Ana baba,  ailenin temeli ve en önemli iki unsurudur. Allah'ın insanlardan korunmasını istediği hususlardan biri de, neslin devamıdır. Neslin devamını Allah (CC.), canlıların kabiliyet ve yapılarına göre belli kanunlara bağlamıştır. Neslini devam ettirebilmek için en büyük zorluklarla karşılaşan canlı da insanoğludur. İnsan, canlıların en güçlüsü olmasına rağmen, doğduğu anda en zayıf olanların başında gelir. Bazı hayvan yavruları doğumdan hemen sonra, bir kısmı da kısa bir zaman sonra ayağa kalkabildiği, ihtiyaçlarını gidermeye başlayabildiği hâlde insanoğlu ancak, doğumundan yıllar sonra bu seviyeye gelebilir. Neslin devam edebilmesi için bütün bu zorlukları çeken ana babalardır. Anne, yavrusunu dokuz ay karnında taşır, hamilelik süresince pek çok güçlükle karşılaşır, hayatî tehlikeleri de göze alarak çocuğunu doğurur. Hiç bir şeye gücü yetmeyen bebeğini büyütmek için, uykusundan, istirahatinden, sıhhatinden feragat eder. Nitekim Cenabı hak şöyle buyurur:

"Biz, insana, ana-babasına iyilikte bulunmayı tavsiye ettik. Özellikle de anasını tavsiye ederiz ki, o, kat kat zaafa düşerek ona hamile kalmış, emzirmesi de tam iki sene sürmüştür. Bana ve ana-babana şükret."(Lokman,14)
Aile ve çocuğun ihtiyaçlarını temin etmek için baba yılmadan, usanmadan çalışır, yemez yedirir, giymez giydirir. Çocuğun bir yeri ağrısa, onlar daha fazla rahatsız olurlar. Çocuklarının rahatını kendi rahatlarına tercih ederler. Bu zahmetli meşgale, değişik safha ve şekillerde olmak üzere yirmi otuz yıl devam eder. Hatta ana-babanın çocuğuna gösterdikleri ilgi hayat boyu sürer gider. Ana ve baba evladından saygı bekliyorsa şunları göz ardı etmeyecek:
Allahü Teâlâ, kendisinden göz aydınlığı olacak eş ve çocuklar istememiz mevzu-unda bize şöyle bir dua talim ediyor ve buyuruyor ki:“Bize, eşlerimizden ve çocuklarımızdan gözümüzün aydınlığı olacak insanlar ihsan et.
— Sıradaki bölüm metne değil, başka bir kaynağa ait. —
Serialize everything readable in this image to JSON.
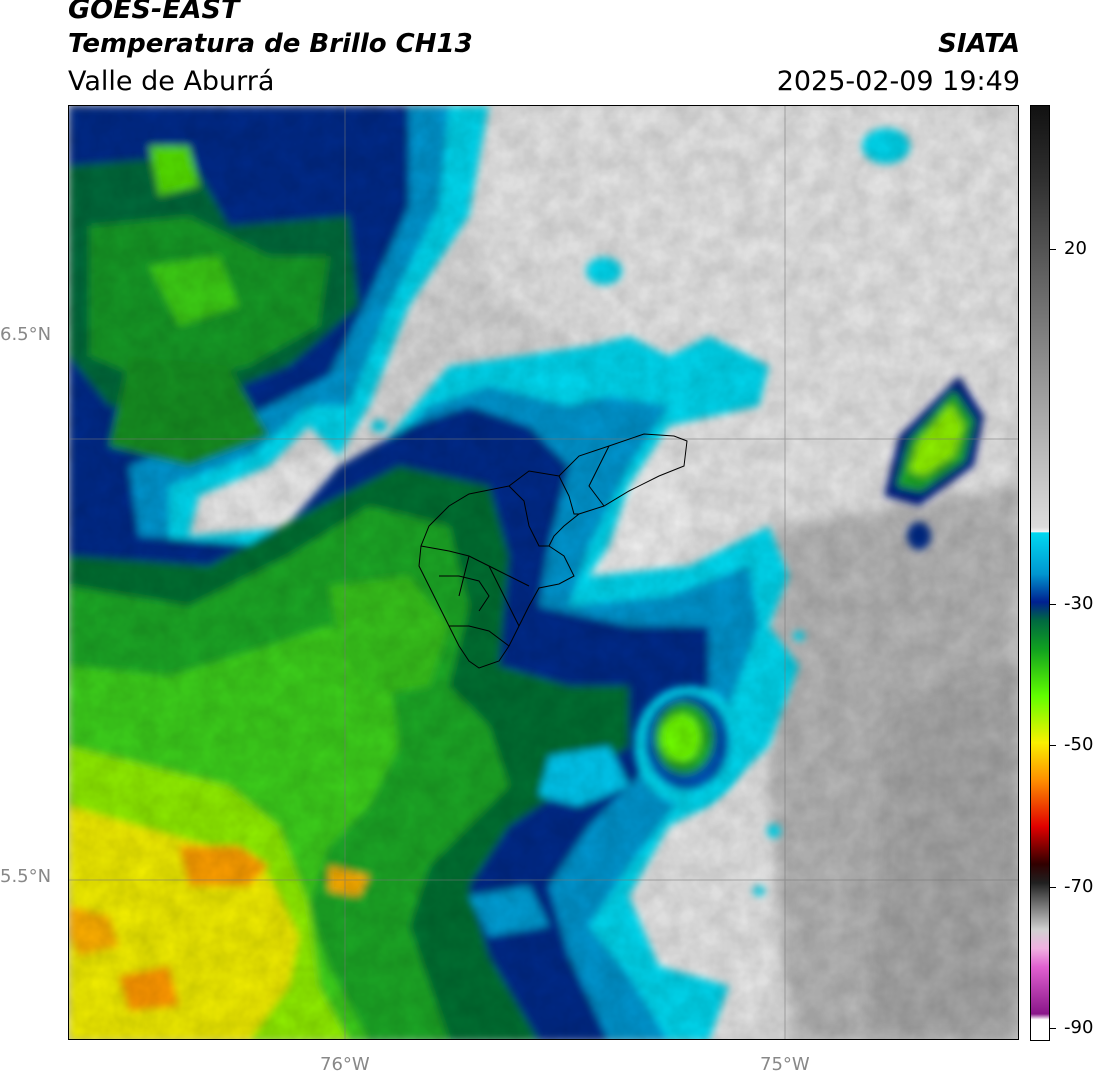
{
  "header": {
    "title": "GOES-EAST",
    "subtitle": "Temperatura de Brillo CH13",
    "region": "Valle de Aburrá",
    "organization": "SIATA",
    "timestamp": "2025-02-09 19:49"
  },
  "map": {
    "lat_labels": [
      "6.5°N",
      "5.5°N"
    ],
    "lon_labels": [
      "76°W",
      "75°W"
    ],
    "gridlines": true,
    "features": [
      "cloud-top-brightness-temperature-field",
      "valle-de-aburra-municipal-boundaries"
    ]
  },
  "colorbar": {
    "ticks": [
      "20",
      "-30",
      "-50",
      "-70",
      "-90"
    ],
    "min": -92,
    "max": 40,
    "colors": {
      "warm_clear": "#f0f0f0",
      "dark_gray": "#202020",
      "cyan": "#00d8f0",
      "dark_blue": "#002080",
      "green": "#20c020",
      "lime": "#60ff00",
      "yellow": "#f8f000",
      "orange": "#ff9000",
      "red": "#d80000",
      "black": "#000000",
      "pink": "#e060d0",
      "purple": "#8a168a"
    }
  }
}
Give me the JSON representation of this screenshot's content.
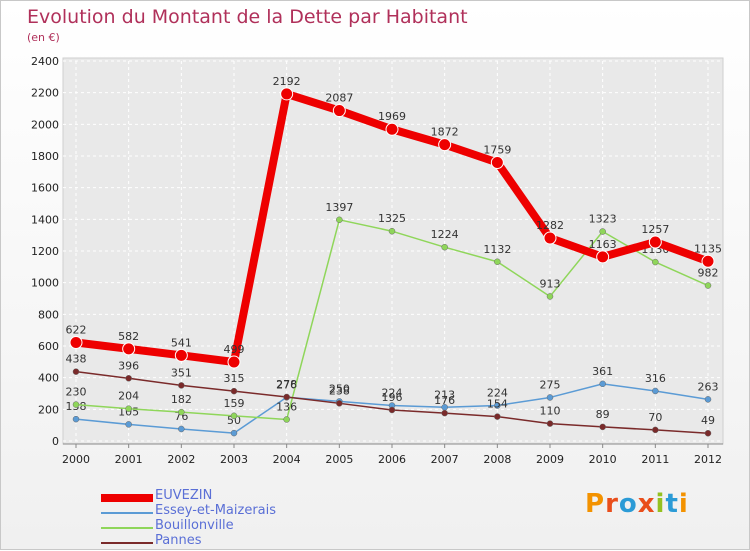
{
  "header": {
    "title": "Evolution du Montant de la Dette par Habitant",
    "subtitle": "(en €)"
  },
  "chart_data": {
    "type": "line",
    "categories": [
      "2000",
      "2001",
      "2002",
      "2003",
      "2004",
      "2005",
      "2006",
      "2007",
      "2008",
      "2009",
      "2010",
      "2011",
      "2012"
    ],
    "ylim": [
      0,
      2400
    ],
    "yticks": [
      0,
      200,
      400,
      600,
      800,
      1000,
      1200,
      1400,
      1600,
      1800,
      2000,
      2200,
      2400
    ],
    "grid": true,
    "legend_position": "bottom-left",
    "series": [
      {
        "name": "EUVEZIN",
        "color": "#ee0000",
        "values": [
          622,
          582,
          541,
          499,
          2192,
          2087,
          1969,
          1872,
          1759,
          1282,
          1163,
          1257,
          1135
        ]
      },
      {
        "name": "Essey-et-Maizerais",
        "color": "#5b9bd5",
        "values": [
          138,
          105,
          76,
          50,
          276,
          250,
          224,
          213,
          224,
          275,
          361,
          316,
          263
        ]
      },
      {
        "name": "Bouillonville",
        "color": "#8fd65a",
        "values": [
          230,
          204,
          182,
          159,
          136,
          1397,
          1325,
          1224,
          1132,
          913,
          1323,
          1130,
          982
        ]
      },
      {
        "name": "Pannes",
        "color": "#7a2a2a",
        "values": [
          438,
          396,
          351,
          315,
          278,
          238,
          196,
          176,
          154,
          110,
          89,
          70,
          49
        ]
      }
    ]
  },
  "legend": [
    {
      "label": "EUVEZIN",
      "color": "#ee0000"
    },
    {
      "label": "Essey-et-Maizerais",
      "color": "#5b9bd5"
    },
    {
      "label": "Bouillonville",
      "color": "#8fd65a"
    },
    {
      "label": "Pannes",
      "color": "#7a2a2a"
    }
  ],
  "logo": {
    "text": "Proxiti",
    "colors": [
      "#f39200",
      "#e94e1b",
      "#2b9bd6",
      "#e94e1b",
      "#95c11f",
      "#2b9bd6",
      "#f39200"
    ]
  }
}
Bizi takva ehline önder yap!”(Furkan, 74)
Bu dünyada mutluluk takva ehlinden olabilmektir; şeref ise takva ehline önder olabilecek bir kalbî kıvama ermektedir. Kur’an’ı kerime baktığımızda Zekeriya (As.)’ın Allah’tan temiz bir soy ve hayırlı evlat talebinde bulunduğu ve Hak Teâlâ’nın kendisini Yahya(As) ile müjdelediği anlatılmaktadır.(Al-i İmran,38-39; Meryem,7-11).
İbrahim (A.s.) önce “gulâm-ı âlim” (bilgin bir çocuk) sıfatıyla İshak (As.) ile müjdelenmiş (Hicr, 52-53) bir başka seferinde de “gulâm-ı halim”(yumuşak huylu bir çocuk) sıfatıyla İsmail (As) ile müjdelenmiştir. (Saffat,99-101). 
İbrahim, (As)hayırlı evlat nimetine mahzar olmasının ardından: “Kocamış iken bana İsmail ve İshak’ı veren Allah’a hamdolsun. Doğrusu Rabbim, duaları işitendir. Rabbim beni ve çocuklarımı namaz kılanlardan eyle. Rabbimiz dualarımızı kabul buyur.” (İbrahim,37-40) diye iltica etti. Böylece zürriyetinin devamı olan çocuklarının kulluk bilincinde; Rablerini tanıyan mümin kişiler ve hayırlı evlat olmasını diledi.
İbrahim(As)ve İsmail (As)mın müşterek olarak yaptıkları duada  da aynı motifler dikkat çekmektedir“Rabbimiz, ikimizi de sana teslim olanlardan kıl. Soyumuzdan sana teslim olan bir ümmet yetiştir.” (Bakara,128)


İnsanoğlu kendisinden beklenen beklentileri ancak yaşı kırka varıp kemale erince fark etmeye başlıyor. Nitekim Kur’an’ı kerim bu çağa gelen insanoğlunun bu gerçeği şöyle dile getirdiğini ifade buyurmaktadır: “Rabbim, bana ve Anne babama verdiğin nimete şükretmemi, hoşnut olacağın yararlı işler yapmamı sağla. Bana verdiğin gibi soyuma da salâh ver. Doğrusu sana yöneldim.”(Ahkaf,15)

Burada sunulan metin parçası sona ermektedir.